I was a year old when Israel sent the Arab invaders packing during the Yom Kippur War. 
Michael Harari was executing righteous vengeance and chasing down the perpetrators of the Munich massacre and sending them to their graves before I could walk.
I was four when Israel carried out the stunningly audacious Operation Thunderbolt and rescued the 95 hostages at Entebbe.
I wasn't yet 9 when an intrepid Israeli pilot riding his chariot through the sky took out Iraq's Osirik reactor.
The world condemned the strike. And then privately breathed a sigh of relief. Israel had established a paradigm where it wielded frightful deterrence.
Every kid I grew up with knew the morally constant rule: don't mess with the Israelis.
That kind of deterrence had more than the mere real political force of military success behind it. 
It was driven by a sense of purpose and identity held dear by a nation that had risen miraculously from the ashes and resurrected a waking reality from a dream it had dreamt for eighteen centuries.
It was the moral force of a people who had pride in who they were and what they - through their Torah and traditions - stood for.

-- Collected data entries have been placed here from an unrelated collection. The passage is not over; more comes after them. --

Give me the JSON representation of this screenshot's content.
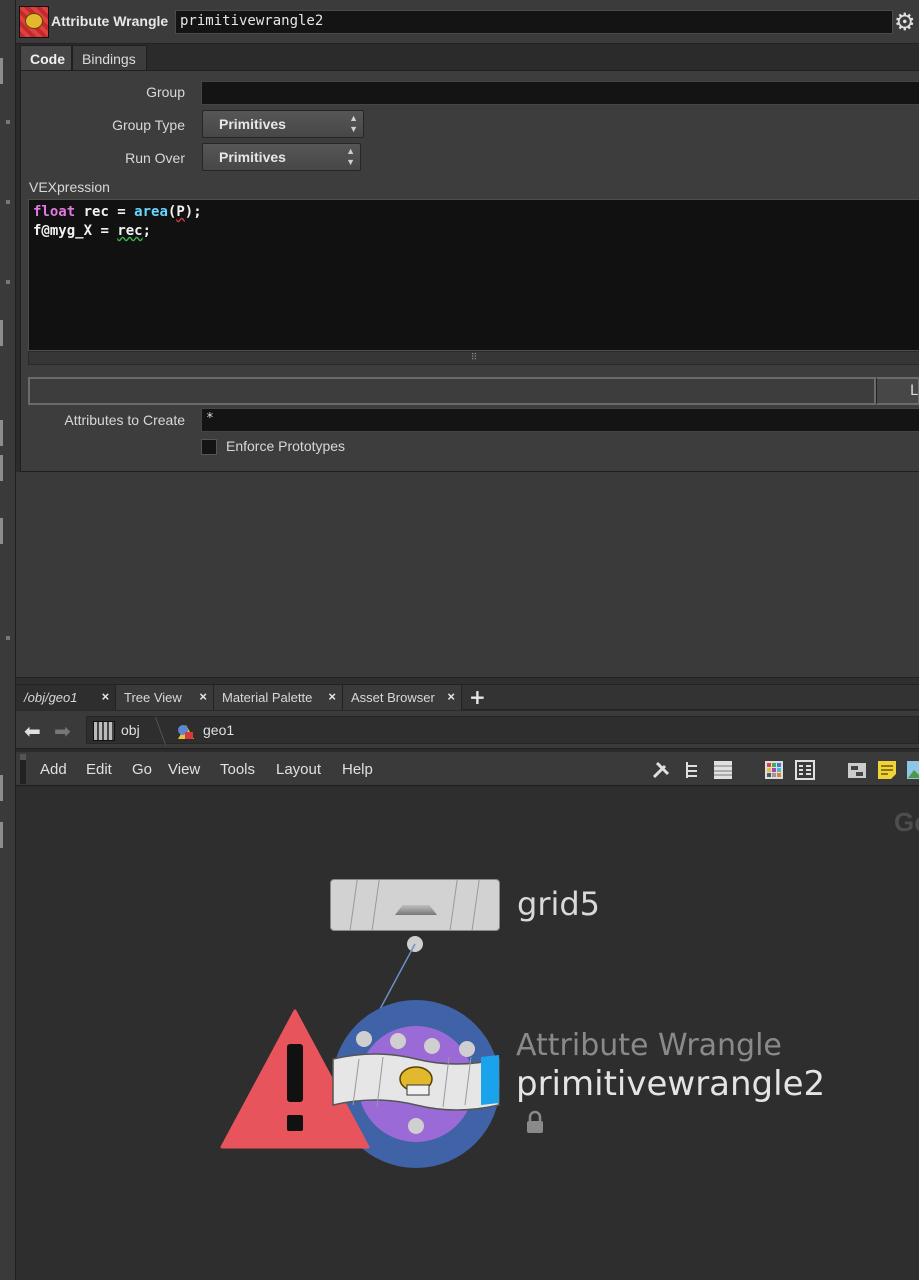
{
  "header": {
    "node_type": "Attribute Wrangle",
    "node_name": "primitivewrangle2"
  },
  "tabs": {
    "code": "Code",
    "bindings": "Bindings"
  },
  "parms": {
    "group_label": "Group",
    "group_value": "",
    "group_type_label": "Group Type",
    "group_type_value": "Primitives",
    "run_over_label": "Run Over",
    "run_over_value": "Primitives",
    "vex_label": "VEXpression",
    "code_line1": {
      "kw": "float",
      "var": " rec = ",
      "fn": "area",
      "rest": "(",
      "arg": "P",
      "end": ");"
    },
    "code_line2": {
      "a": "f@myg_X",
      "b": " = ",
      "c": "rec",
      "d": ";"
    },
    "lib_button": "Li",
    "attributes_label": "Attributes to Create",
    "attributes_value": "*",
    "enforce_label": "Enforce Prototypes"
  },
  "network_tabs": [
    {
      "label": "/obj/geo1"
    },
    {
      "label": "Tree View"
    },
    {
      "label": "Material Palette"
    },
    {
      "label": "Asset Browser"
    }
  ],
  "tab_close": "×",
  "tab_add": "+",
  "path": {
    "obj": "obj",
    "geo": "geo1"
  },
  "menu": {
    "add": "Add",
    "edit": "Edit",
    "go": "Go",
    "view": "View",
    "tools": "Tools",
    "layout": "Layout",
    "help": "Help"
  },
  "network": {
    "corner_text": "Ge",
    "grid_node_name": "grid5",
    "wrangle_node_type": "Attribute Wrangle",
    "wrangle_node_name": "primitivewrangle2"
  },
  "colors": {
    "keyword": "#e07ae0",
    "function": "#67d6ff",
    "warning": "#e8545c",
    "wrangle_ring": "#3f63a6",
    "wrangle_inner": "#9a6ad6",
    "selected_flag": "#1aa3ea"
  },
  "icons": [
    "gear-icon",
    "back-arrow-icon",
    "forward-arrow-icon",
    "tools-icon",
    "tree-icon",
    "list-icon",
    "palette-icon",
    "details-icon",
    "network-icon",
    "sticky-note-icon",
    "image-icon",
    "lock-icon",
    "warning-icon"
  ]
}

Israelis were a proud people unafraid to demand their rights and to declare their worth - not the least of which was the high price of Jewish blood.
But at some point the force behind Israel's deterrence was lost. In the scandalous words of former Prime Minister Ehud Olmert, Israelis grew "tired of winning."

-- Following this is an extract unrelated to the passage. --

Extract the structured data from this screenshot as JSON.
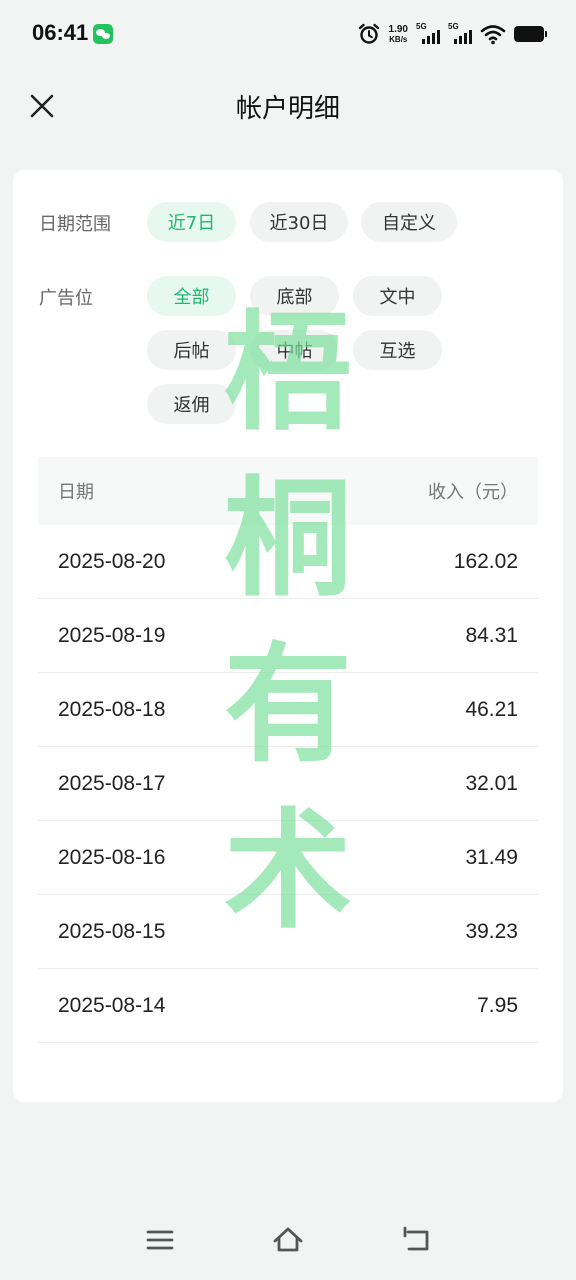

What was so chilling was that Olmert, who was only speaking for a certain group, who is only representative of a trend of ennui that has struck deep among Israel's so-called power elite, didn't ken what he himself had told the world.
For Israel, winning isn't simply about success on the battle field against foes who would not only drive us out, but slay us to a man.
Its about the Jewish dream, and our sense of identity, purpose, and worth. Its about being sovereign and secure so that we may build a G-dly society and be a light unto nations.
Winning is about who we are and why we are here. Without a divinely mandated sense of manifest destiny - without believing we have the deed to the land - we don't deserve to be here.
And the Arabs know it.
Releasing a 1,000 terrorists, many with Jewish blood on their hands, to free one soldier whose duty was to go into harms way to protect his people is flatly unacceptable.
That the release of arch-terrorist and anti-Semite Marwan Bhargouti is even being considered as a part of such a deal only underscores the dissonance ruling Jerusalem’s halls of power. 
It sends the clear message to the terrorists we're no longer giants - that our children are theirs to kidnap and kill, and that our blood comes cheap.
"People make peace with the strong. They don't make peace with the weak. They push the weak aside," Prime Minister Binyamin Netanyahu said before Rosh Hashannah.
The deal reportedly brokered for Gilad Shalit's release is a sign of weakness stemming from moral bankruptcy - and an invitation to genocide.
I feel deeply for Gilad Shalit. He has suffered and lost years in the service of his nation. I see his parents and weep for them.
But his suffering, and theirs, does not justify actions that will lead to more families suffering as they have, or worse, the deaths of the countrymen Gilad was honor bound to protect.
Nor does it justify sacrificing our deterrence, which is intimately bound up with our national soul. 
It’s time for Israelis remember how to be giants.